In a preferred embodiment, in the expression cassette of pyrimidine nucleotide hydrogenase, the promoter(s) comprises a promoter selected from the group consisting of: a T7 promoter, a T5 promoter; preferably comprises a T7 promoter; or the replicon(s) comprises SC101, etc. The inventor unexpectedly found that the engineering bacteria with the construct containing SC101 replicon combined with T7 promoter have the highest expression efficiency and ferulic acid yield. It should be understood that in the present disclosure, the promoter or replicon also includes their functional variants, active fragments, etc.
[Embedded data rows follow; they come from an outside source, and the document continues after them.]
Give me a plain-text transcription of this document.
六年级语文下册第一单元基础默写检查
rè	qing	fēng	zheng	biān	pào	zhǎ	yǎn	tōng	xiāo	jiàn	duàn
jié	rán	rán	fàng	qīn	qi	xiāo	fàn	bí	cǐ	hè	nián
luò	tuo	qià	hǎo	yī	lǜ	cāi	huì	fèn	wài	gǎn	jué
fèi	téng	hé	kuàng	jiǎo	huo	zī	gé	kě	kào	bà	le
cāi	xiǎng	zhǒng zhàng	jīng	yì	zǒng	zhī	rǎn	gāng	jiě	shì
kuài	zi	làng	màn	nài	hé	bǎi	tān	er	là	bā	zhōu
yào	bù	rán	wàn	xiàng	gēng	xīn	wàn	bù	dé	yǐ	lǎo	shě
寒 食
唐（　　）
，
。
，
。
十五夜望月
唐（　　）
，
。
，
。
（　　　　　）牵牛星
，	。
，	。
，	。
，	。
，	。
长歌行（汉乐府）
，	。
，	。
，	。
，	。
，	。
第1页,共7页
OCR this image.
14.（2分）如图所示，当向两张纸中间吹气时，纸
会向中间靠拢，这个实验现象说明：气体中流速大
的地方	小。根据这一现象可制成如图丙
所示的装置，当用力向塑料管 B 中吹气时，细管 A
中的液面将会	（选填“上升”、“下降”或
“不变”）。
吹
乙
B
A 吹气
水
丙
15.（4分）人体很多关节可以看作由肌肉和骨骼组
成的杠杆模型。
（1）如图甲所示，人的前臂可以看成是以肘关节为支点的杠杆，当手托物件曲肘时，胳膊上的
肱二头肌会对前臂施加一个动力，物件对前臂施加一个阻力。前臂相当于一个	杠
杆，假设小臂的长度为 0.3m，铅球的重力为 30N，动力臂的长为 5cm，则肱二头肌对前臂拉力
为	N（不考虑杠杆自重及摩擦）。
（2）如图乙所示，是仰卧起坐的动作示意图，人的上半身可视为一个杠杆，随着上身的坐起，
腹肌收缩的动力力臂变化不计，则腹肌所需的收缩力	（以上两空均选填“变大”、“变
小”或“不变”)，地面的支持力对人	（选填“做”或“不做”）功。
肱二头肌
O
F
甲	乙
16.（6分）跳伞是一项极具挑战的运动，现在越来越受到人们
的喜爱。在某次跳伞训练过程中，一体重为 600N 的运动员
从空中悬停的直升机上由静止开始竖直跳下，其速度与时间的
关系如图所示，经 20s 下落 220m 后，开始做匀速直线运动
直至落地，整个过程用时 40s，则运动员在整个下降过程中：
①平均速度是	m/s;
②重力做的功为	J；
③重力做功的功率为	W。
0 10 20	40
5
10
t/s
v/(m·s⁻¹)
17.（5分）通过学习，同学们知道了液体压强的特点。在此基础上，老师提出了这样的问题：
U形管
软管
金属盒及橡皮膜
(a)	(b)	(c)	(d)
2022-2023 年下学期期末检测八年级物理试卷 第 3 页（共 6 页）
The disclosure also includes a nucleic acid with 80% or more (preferably more than 85%, more preferably more than 90%, most preferably more than 95%, such as 98%, 99%) identity with a sequence of any promoter or replicon of the disclosure, and the nucleic acid also has the synergistic function of the corresponding promoter or replicator.
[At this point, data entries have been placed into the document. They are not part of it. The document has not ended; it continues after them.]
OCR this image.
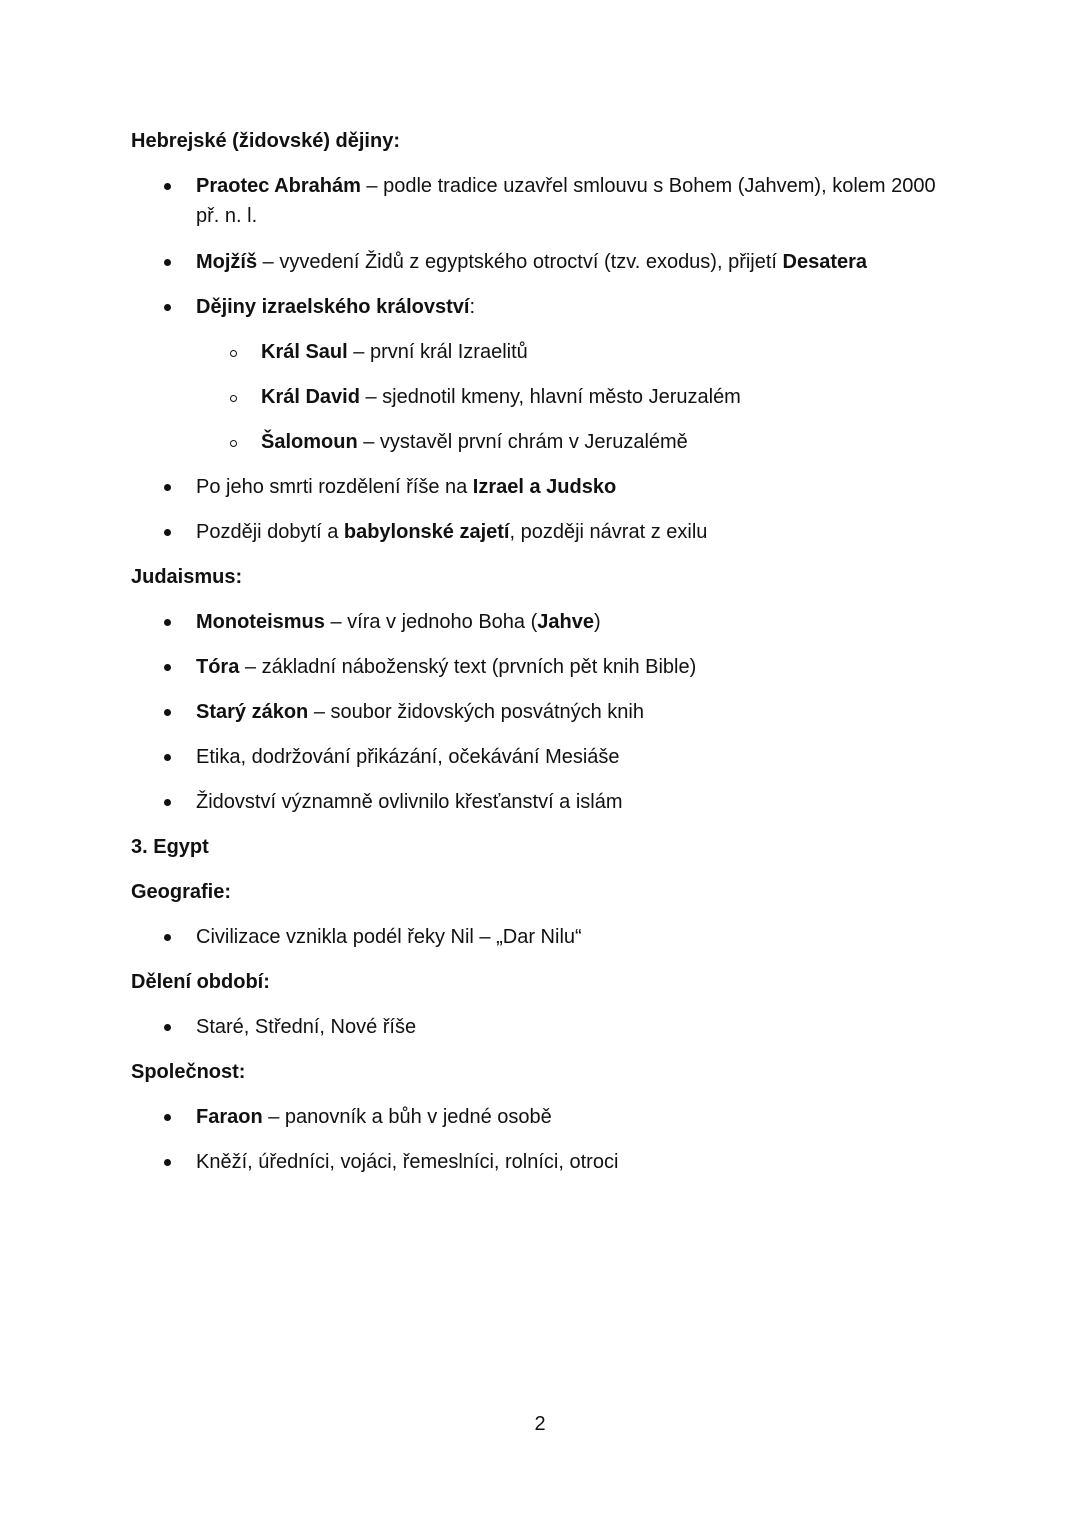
Hebrejské (židovské) dějiny:
Praotec Abrahám – podle tradice uzavřel smlouvu s Bohem (Jahvem), kolem 2000 př. n. l.
Mojžíš – vyvedení Židů z egyptského otroctví (tzv. exodus), přijetí Desatera
Dějiny izraelského království:
Král Saul – první král Izraelitů
Král David – sjednotil kmeny, hlavní město Jeruzalém
Šalomoun – vystavěl první chrám v Jeruzalémě
Po jeho smrti rozdělení říše na Izrael a Judsko
Později dobytí a babylonské zajetí, později návrat z exilu
Judaismus:
Monoteismus – víra v jednoho Boha (Jahve)
Tóra – základní náboženský text (prvních pět knih Bible)
Starý zákon – soubor židovských posvátných knih
Etika, dodržování přikázání, očekávání Mesiáše
Židovství významně ovlivnilo křesťanství a islám
3. Egypt
Geografie:
Civilizace vznikla podél řeky Nil – „Dar Nilu“
Dělení období:
Staré, Střední, Nové říše
Společnost:
Faraon – panovník a bůh v jedné osobě
Kněží, úředníci, vojáci, řemeslníci, rolníci, otroci
2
The transformation of host cells with recombinant DNA can be carried out by conventional techniques well known to those skilled in the art. The obtained transformants can be cultured by conventional methods under conditions suitable for cell growth, and the used culture medium can be a culture medium well known in the art. In a preferred embodiment, the culture medium of the cells contains the precursor L-tyrosine.


The disclosure also provides a kit for biosynthesis of ferulic compounds, including: the recombinant cell (engineering bacterium) constructed according to the disclosure. Alternatively, the kit includes: the expression cassette or recombinant construct constructed by the disclosure; preferably, the kit also includes a host cell, so as to facilitate the operation by those skilled in the art.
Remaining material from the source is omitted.